Living With Type 2 Diabetes
Being diagnosed with type 2 diabetes is something that may be difficult for you to have to come to terms with. There is no cure or magical pill that you can take in order to make it go away. This is the most common form of diabetes that you hear about and it can be a little bit of a shock to many when they are told that they have it. They may even deny it at first, thinking that there is some sort of mistake with the test. However, once diagnosed, there are things that you can do and little changes that you can make which will help you to have a healthier life and keep other conditions at bay.
The first question you may ask is, “how did this happen to me?” One of the biggest causes of type 2 diabetes is being overweight. This is a result of genetic predisposition, a poor diet, and/or a lack of exercise, and leads to too much belly fat. It is possible to be thin and get diabetes, but this is generally reserved for those that are advanced in age. A family history of diabetes can also come into play. When insulin resistance occurs, this is type 2 diabetes. The heavier that you are, the harder it is for you body to be able to move the insulin throughout your body and use it correctly. This also incurs high blood pressure.
Because it is such a slow process for someone to be diagnosed with type 2 diabetes, there are signs and symptoms that you can look out for.

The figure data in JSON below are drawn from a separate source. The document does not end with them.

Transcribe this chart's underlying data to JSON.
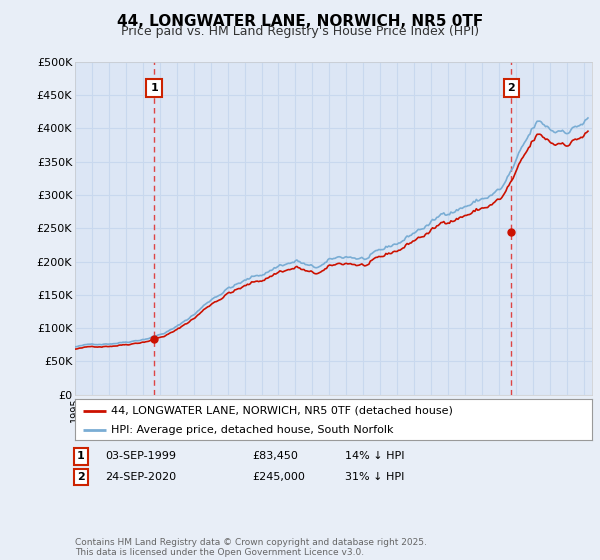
{
  "title": "44, LONGWATER LANE, NORWICH, NR5 0TF",
  "subtitle": "Price paid vs. HM Land Registry's House Price Index (HPI)",
  "background_color": "#e8eef7",
  "plot_bg_color": "#dce6f5",
  "ylim": [
    0,
    500000
  ],
  "yticks": [
    0,
    50000,
    100000,
    150000,
    200000,
    250000,
    300000,
    350000,
    400000,
    450000,
    500000
  ],
  "ytick_labels": [
    "£0",
    "£50K",
    "£100K",
    "£150K",
    "£200K",
    "£250K",
    "£300K",
    "£350K",
    "£400K",
    "£450K",
    "£500K"
  ],
  "sale1_date": 1999.67,
  "sale1_price": 83450,
  "sale1_label": "1",
  "sale2_date": 2020.73,
  "sale2_price": 245000,
  "sale2_label": "2",
  "legend_line1": "44, LONGWATER LANE, NORWICH, NR5 0TF (detached house)",
  "legend_line2": "HPI: Average price, detached house, South Norfolk",
  "table_row1": [
    "1",
    "03-SEP-1999",
    "£83,450",
    "14% ↓ HPI"
  ],
  "table_row2": [
    "2",
    "24-SEP-2020",
    "£245,000",
    "31% ↓ HPI"
  ],
  "footer": "Contains HM Land Registry data © Crown copyright and database right 2025.\nThis data is licensed under the Open Government Licence v3.0.",
  "hpi_color": "#7aadd4",
  "price_color": "#cc1100",
  "vline_color": "#dd4444",
  "grid_color": "#c8d8ee",
  "box_edge_color": "#cc2200"
}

These include fatigue, constant hunger, constantly thirsty, frequent urination, poor circulation, longer healing times for injuries, or frequent infections. Blurry vision and even erectile dysfunction can be early signs of the disease as well. You should also take caution if you are experiencing numbness and or pain in your extremities.

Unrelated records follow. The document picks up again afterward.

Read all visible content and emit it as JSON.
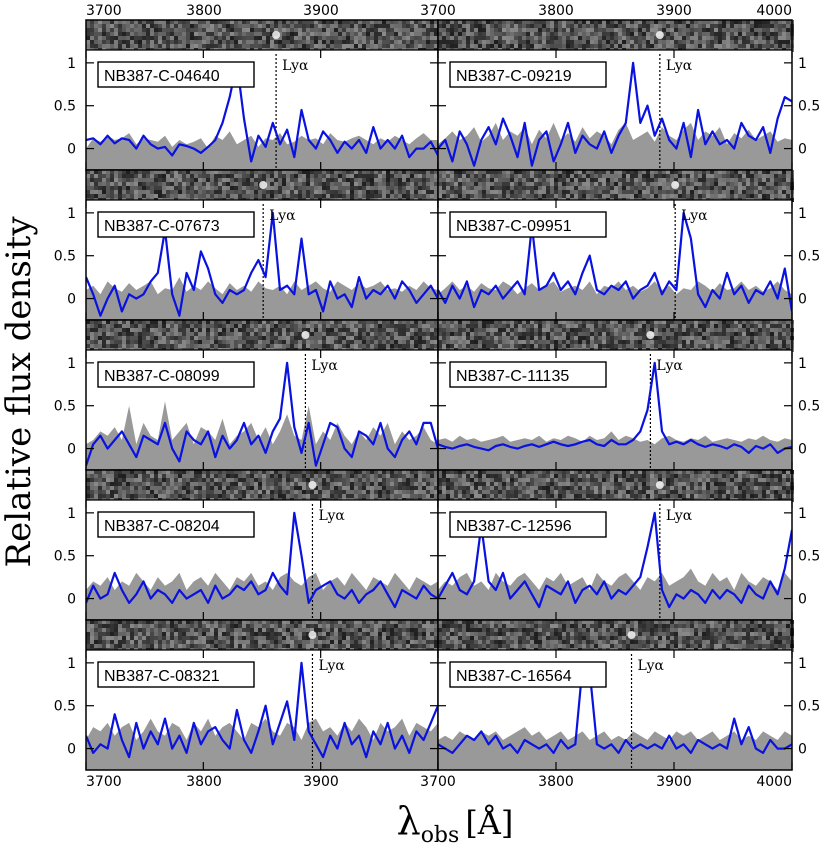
{
  "chart_data": {
    "type": "line",
    "x_axis": {
      "label_main": "λ",
      "label_sub": "obs",
      "label_unit": "[Å]",
      "range": [
        3700,
        4000
      ],
      "ticks": [
        3700,
        3800,
        3900,
        4000
      ],
      "tick_labels_bottom": [
        "3700",
        "3800",
        "3900",
        "3700",
        "3800",
        "3900",
        "4000"
      ],
      "tick_labels_top": [
        "3700",
        "3800",
        "3900",
        "3700",
        "3800",
        "3900",
        "4000"
      ]
    },
    "y_axis": {
      "label": "Relative flux density",
      "range": [
        -0.25,
        1.15
      ],
      "ticks": [
        0,
        0.5,
        1
      ],
      "tick_labels": [
        "0",
        "0.5",
        "1"
      ]
    },
    "line_label": "Lyα",
    "colors": {
      "spectrum": "#0a12e0",
      "noise": "#999999",
      "marker": "#000000"
    },
    "panels": [
      {
        "name": "NB387-C-04640",
        "lya": 3862,
        "spectrum": [
          0.1,
          0.12,
          0.05,
          0.15,
          0.06,
          0.12,
          0.1,
          0.0,
          0.15,
          0.05,
          0.0,
          0.02,
          -0.08,
          0.05,
          0.03,
          0.0,
          -0.05,
          0.02,
          0.1,
          0.3,
          0.6,
          1.0,
          0.35,
          -0.15,
          0.15,
          0.02,
          0.3,
          0.05,
          0.22,
          -0.1,
          0.45,
          0.1,
          0.0,
          0.2,
          0.1,
          -0.05,
          0.08,
          0.0,
          0.1,
          -0.05,
          0.25,
          0.0,
          0.1,
          0.0,
          0.15,
          -0.1,
          0.0,
          0.0,
          0.08,
          -0.08
        ],
        "noise": [
          0.0,
          0.12,
          0.08,
          0.15,
          0.1,
          0.12,
          0.18,
          0.05,
          0.12,
          0.1,
          0.08,
          0.15,
          0.02,
          0.1,
          0.05,
          0.08,
          0.12,
          0.0,
          0.15,
          0.1,
          0.2,
          0.05,
          0.1,
          0.15,
          0.02,
          0.12,
          0.1,
          0.18,
          0.05,
          0.08,
          0.15,
          0.1,
          0.12,
          0.05,
          0.18,
          0.1,
          0.08,
          0.12,
          0.15,
          0.1,
          0.05,
          0.12,
          0.08,
          0.15,
          0.1,
          0.05,
          0.12,
          0.18,
          0.1,
          0.1
        ]
      },
      {
        "name": "NB387-C-09219",
        "lya": 3888,
        "spectrum": [
          0.0,
          0.1,
          -0.15,
          0.2,
          0.05,
          -0.2,
          0.1,
          0.25,
          0.05,
          0.35,
          0.15,
          -0.1,
          0.3,
          -0.2,
          0.1,
          0.2,
          -0.15,
          0.05,
          0.3,
          -0.05,
          0.15,
          0.05,
          0.0,
          0.2,
          -0.05,
          0.15,
          0.3,
          1.0,
          0.3,
          0.5,
          0.15,
          0.35,
          0.1,
          0.0,
          0.3,
          -0.1,
          0.45,
          0.05,
          0.2,
          0.05,
          0.1,
          0.0,
          0.3,
          0.15,
          0.1,
          0.25,
          -0.05,
          0.35,
          0.6,
          0.55
        ],
        "noise": [
          0.05,
          0.12,
          0.2,
          0.1,
          0.15,
          0.25,
          0.08,
          0.15,
          0.3,
          0.1,
          0.2,
          0.15,
          0.25,
          0.05,
          0.22,
          0.12,
          0.3,
          0.1,
          0.18,
          0.08,
          0.25,
          0.12,
          0.2,
          0.15,
          0.05,
          0.22,
          0.3,
          0.1,
          0.15,
          0.2,
          0.08,
          0.25,
          0.15,
          0.1,
          0.22,
          0.3,
          0.1,
          0.2,
          0.15,
          0.25,
          0.05,
          0.18,
          0.12,
          0.22,
          0.1,
          0.15,
          0.2,
          0.08,
          0.12,
          0.1
        ]
      },
      {
        "name": "NB387-C-07673",
        "lya": 3851,
        "spectrum": [
          0.25,
          0.05,
          -0.2,
          0.0,
          0.15,
          -0.15,
          0.05,
          0.0,
          0.05,
          0.2,
          0.3,
          0.8,
          0.05,
          -0.2,
          0.3,
          0.1,
          0.55,
          0.35,
          0.05,
          -0.05,
          0.1,
          0.05,
          0.1,
          0.3,
          0.45,
          0.25,
          1.0,
          0.1,
          0.15,
          0.05,
          0.7,
          0.05,
          0.1,
          -0.15,
          0.2,
          0.0,
          0.05,
          -0.1,
          0.25,
          0.0,
          0.1,
          0.05,
          0.15,
          0.0,
          0.2,
          0.1,
          -0.05,
          0.05,
          0.15,
          0.0
        ],
        "noise": [
          0.1,
          0.15,
          0.05,
          0.2,
          0.12,
          0.08,
          0.18,
          0.1,
          0.15,
          0.2,
          0.05,
          0.12,
          0.1,
          0.25,
          0.08,
          0.15,
          0.1,
          0.2,
          0.12,
          0.05,
          0.18,
          0.1,
          0.15,
          0.08,
          0.2,
          0.12,
          0.1,
          0.15,
          0.05,
          0.2,
          0.1,
          0.15,
          0.2,
          0.12,
          0.08,
          0.2,
          0.15,
          0.1,
          0.18,
          0.12,
          0.15,
          0.2,
          0.1,
          0.12,
          0.08,
          0.15,
          0.1,
          0.2,
          0.12,
          0.1
        ]
      },
      {
        "name": "NB387-C-09951",
        "lya": 3901,
        "spectrum": [
          0.1,
          -0.05,
          0.15,
          0.0,
          0.2,
          -0.1,
          0.1,
          0.05,
          0.15,
          0.0,
          0.1,
          0.2,
          0.05,
          0.85,
          0.1,
          0.15,
          0.3,
          0.1,
          0.2,
          0.05,
          0.3,
          0.5,
          0.1,
          0.05,
          0.15,
          0.1,
          0.2,
          0.0,
          0.1,
          0.15,
          0.3,
          0.05,
          0.2,
          0.1,
          1.0,
          0.7,
          0.05,
          -0.1,
          0.1,
          0.0,
          0.3,
          0.05,
          0.15,
          -0.05,
          0.1,
          0.05,
          0.2,
          0.0,
          0.35,
          -0.15
        ],
        "noise": [
          0.05,
          0.12,
          0.2,
          0.1,
          0.15,
          0.08,
          0.18,
          0.12,
          0.1,
          0.2,
          0.15,
          0.05,
          0.12,
          0.18,
          0.1,
          0.15,
          0.2,
          0.08,
          0.12,
          0.15,
          0.1,
          0.2,
          0.05,
          0.15,
          0.12,
          0.2,
          0.1,
          0.15,
          0.08,
          0.12,
          0.2,
          0.1,
          0.15,
          0.05,
          0.12,
          0.1,
          0.2,
          0.15,
          0.08,
          0.18,
          0.1,
          0.12,
          0.2,
          0.1,
          0.15,
          0.08,
          0.12,
          0.2,
          0.1,
          0.05
        ]
      },
      {
        "name": "NB387-C-08099",
        "lya": 3887,
        "spectrum": [
          -0.2,
          0.05,
          0.15,
          0.0,
          0.1,
          0.2,
          0.05,
          -0.1,
          0.15,
          0.1,
          0.05,
          0.3,
          0.0,
          -0.15,
          0.2,
          0.1,
          0.05,
          0.2,
          -0.1,
          0.15,
          0.0,
          0.1,
          0.3,
          0.05,
          0.15,
          -0.05,
          0.2,
          0.35,
          1.0,
          0.25,
          -0.05,
          0.3,
          -0.2,
          0.05,
          0.3,
          0.25,
          0.0,
          -0.1,
          0.2,
          0.15,
          0.05,
          0.3,
          0.0,
          -0.1,
          0.1,
          0.2,
          0.05,
          0.3,
          0.3,
          0.0
        ],
        "noise": [
          0.05,
          0.1,
          0.2,
          0.15,
          0.25,
          0.1,
          0.5,
          0.05,
          0.3,
          0.15,
          0.1,
          0.55,
          0.1,
          0.2,
          0.3,
          0.05,
          0.25,
          0.2,
          0.1,
          0.35,
          0.05,
          0.15,
          0.2,
          0.3,
          0.1,
          0.25,
          0.05,
          0.2,
          0.4,
          0.15,
          0.1,
          0.5,
          0.05,
          0.2,
          0.1,
          0.3,
          0.15,
          0.05,
          0.2,
          0.1,
          0.25,
          0.15,
          0.3,
          0.05,
          0.2,
          0.1,
          0.15,
          0.25,
          0.1,
          0.05
        ]
      },
      {
        "name": "NB387-C-11135",
        "lya": 3880,
        "spectrum": [
          0.05,
          0.02,
          0.0,
          0.03,
          0.05,
          0.02,
          0.0,
          -0.02,
          0.03,
          0.05,
          0.02,
          0.0,
          0.03,
          0.05,
          0.02,
          0.05,
          0.08,
          0.05,
          0.03,
          0.05,
          0.08,
          0.1,
          0.05,
          0.03,
          0.1,
          0.05,
          0.05,
          0.1,
          0.2,
          0.45,
          1.0,
          0.2,
          0.05,
          0.08,
          0.05,
          0.1,
          0.05,
          0.02,
          0.05,
          0.03,
          0.0,
          0.05,
          0.02,
          -0.05,
          0.03,
          0.0,
          0.05,
          -0.05,
          0.0,
          0.02
        ],
        "noise": [
          0.1,
          0.12,
          0.08,
          0.15,
          0.1,
          0.12,
          0.08,
          0.1,
          0.12,
          0.15,
          0.08,
          0.1,
          0.12,
          0.1,
          0.15,
          0.08,
          0.12,
          0.1,
          0.15,
          0.12,
          0.08,
          0.15,
          0.1,
          0.12,
          0.2,
          0.1,
          0.15,
          0.12,
          0.08,
          0.1,
          0.05,
          0.12,
          0.15,
          0.1,
          0.08,
          0.12,
          0.1,
          0.15,
          0.08,
          0.1,
          0.12,
          0.1,
          0.08,
          0.12,
          0.1,
          0.15,
          0.1,
          0.08,
          0.12,
          0.1
        ]
      },
      {
        "name": "NB387-C-08204",
        "lya": 3893,
        "spectrum": [
          -0.05,
          0.15,
          0.0,
          0.05,
          0.3,
          0.1,
          -0.05,
          0.05,
          0.2,
          0.0,
          0.1,
          0.05,
          -0.05,
          0.1,
          0.0,
          0.05,
          0.1,
          -0.05,
          0.15,
          0.0,
          0.05,
          0.15,
          0.1,
          0.2,
          0.05,
          0.1,
          0.3,
          0.15,
          0.05,
          1.0,
          0.5,
          -0.05,
          0.1,
          0.15,
          0.2,
          0.05,
          0.0,
          0.1,
          -0.05,
          0.05,
          0.1,
          0.2,
          0.05,
          -0.1,
          0.1,
          0.05,
          0.0,
          0.15,
          0.05,
          0.0
        ],
        "noise": [
          0.1,
          0.2,
          0.15,
          0.25,
          0.1,
          0.2,
          0.15,
          0.3,
          0.2,
          0.1,
          0.25,
          0.15,
          0.2,
          0.3,
          0.1,
          0.2,
          0.25,
          0.15,
          0.3,
          0.2,
          0.1,
          0.25,
          0.2,
          0.3,
          0.15,
          0.2,
          0.1,
          0.25,
          0.3,
          0.2,
          0.15,
          0.25,
          0.3,
          0.1,
          0.2,
          0.25,
          0.15,
          0.3,
          0.2,
          0.1,
          0.25,
          0.2,
          0.15,
          0.3,
          0.2,
          0.1,
          0.25,
          0.2,
          0.15,
          0.2
        ]
      },
      {
        "name": "NB387-C-12596",
        "lya": 3888,
        "spectrum": [
          0.0,
          0.15,
          0.3,
          0.1,
          0.05,
          0.2,
          0.85,
          0.2,
          0.1,
          0.3,
          0.0,
          0.1,
          0.2,
          0.05,
          -0.1,
          0.15,
          0.1,
          0.05,
          0.2,
          -0.05,
          0.1,
          0.15,
          0.05,
          0.2,
          0.0,
          0.1,
          0.05,
          0.15,
          0.25,
          0.6,
          1.0,
          0.1,
          -0.1,
          0.05,
          0.0,
          0.1,
          0.05,
          -0.05,
          0.1,
          0.0,
          0.1,
          0.05,
          -0.05,
          0.15,
          0.05,
          0.0,
          0.2,
          0.05,
          0.35,
          0.8
        ],
        "noise": [
          0.1,
          0.2,
          0.15,
          0.25,
          0.3,
          0.15,
          0.2,
          0.1,
          0.3,
          0.2,
          0.15,
          0.25,
          0.3,
          0.2,
          0.1,
          0.25,
          0.2,
          0.3,
          0.15,
          0.2,
          0.25,
          0.1,
          0.3,
          0.2,
          0.15,
          0.25,
          0.3,
          0.2,
          0.1,
          0.25,
          0.2,
          0.3,
          0.15,
          0.2,
          0.25,
          0.35,
          0.2,
          0.15,
          0.3,
          0.2,
          0.25,
          0.1,
          0.3,
          0.2,
          0.15,
          0.25,
          0.2,
          0.1,
          0.3,
          0.2
        ]
      },
      {
        "name": "NB387-C-08321",
        "lya": 3893,
        "spectrum": [
          0.15,
          -0.05,
          0.05,
          0.0,
          0.4,
          0.1,
          -0.1,
          0.3,
          0.0,
          0.2,
          0.05,
          0.35,
          0.0,
          0.15,
          -0.05,
          0.3,
          0.05,
          0.2,
          0.25,
          0.1,
          0.0,
          0.45,
          0.1,
          -0.05,
          0.2,
          0.5,
          0.05,
          0.3,
          0.55,
          0.1,
          1.0,
          0.2,
          0.05,
          -0.1,
          0.15,
          0.0,
          0.3,
          0.05,
          0.15,
          -0.1,
          0.2,
          0.05,
          0.3,
          0.0,
          0.15,
          -0.05,
          0.2,
          0.1,
          0.3,
          0.5
        ],
        "noise": [
          0.1,
          0.25,
          0.2,
          0.3,
          0.15,
          0.25,
          0.3,
          0.1,
          0.2,
          0.35,
          0.2,
          0.15,
          0.3,
          0.25,
          0.1,
          0.3,
          0.2,
          0.35,
          0.15,
          0.25,
          0.3,
          0.2,
          0.1,
          0.3,
          0.25,
          0.35,
          0.2,
          0.15,
          0.3,
          0.25,
          0.1,
          0.3,
          0.35,
          0.2,
          0.25,
          0.15,
          0.3,
          0.2,
          0.35,
          0.25,
          0.1,
          0.3,
          0.2,
          0.25,
          0.35,
          0.15,
          0.3,
          0.25,
          0.2,
          0.3
        ]
      },
      {
        "name": "NB387-C-16564",
        "lya": 3864,
        "spectrum": [
          0.05,
          0.0,
          -0.05,
          0.05,
          0.15,
          0.1,
          0.2,
          0.05,
          0.15,
          0.0,
          0.05,
          -0.05,
          0.1,
          0.05,
          0.0,
          0.05,
          -0.05,
          0.1,
          0.0,
          0.05,
          0.95,
          0.9,
          0.05,
          0.0,
          0.05,
          -0.05,
          0.1,
          0.0,
          0.05,
          0.0,
          0.05,
          0.0,
          0.15,
          0.0,
          0.05,
          -0.05,
          0.1,
          0.05,
          0.0,
          0.05,
          0.0,
          0.35,
          0.05,
          0.25,
          0.0,
          -0.05,
          0.1,
          0.0,
          0.0,
          0.05
        ],
        "noise": [
          0.1,
          0.15,
          0.1,
          0.2,
          0.15,
          0.1,
          0.2,
          0.15,
          0.2,
          0.1,
          0.15,
          0.2,
          0.25,
          0.15,
          0.2,
          0.1,
          0.15,
          0.2,
          0.1,
          0.15,
          0.2,
          0.1,
          0.15,
          0.2,
          0.1,
          0.15,
          0.1,
          0.2,
          0.15,
          0.1,
          0.2,
          0.15,
          0.1,
          0.2,
          0.15,
          0.2,
          0.1,
          0.15,
          0.2,
          0.1,
          0.15,
          0.2,
          0.1,
          0.15,
          0.1,
          0.2,
          0.15,
          0.1,
          0.2,
          0.15
        ]
      }
    ]
  }
}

In order to be diagnosed, your doctor will perform different blood tests to confirm the diagnosis. One is testing your blood glucose level, and the other is a hemoglobin test. They may also perform an oral test, as well. Likely candidates that should be checked are those that are over 45 years old, children that are 10 years old or older and are overweight, and adults that are considered obese. When you are diagnosed with type 2 diabetes, it is important to follow your doctor’s instructions and to change your lifestyle. This will help you to manage your diabetes and prevent additional medical conditions. Regular visits to the doctor can help with early detection.
You will need to make changes in your diet, start exercising on a regular basis, learn what medications you should be taking, what you can take when you are not feeling well, and how to manage any medications you may have for your diabetes. Keeping your blood sugar under control is going to be extremely important to your health and well being, so be sure to listen to everything that your doctor says. Getting support will help you to manage your condition.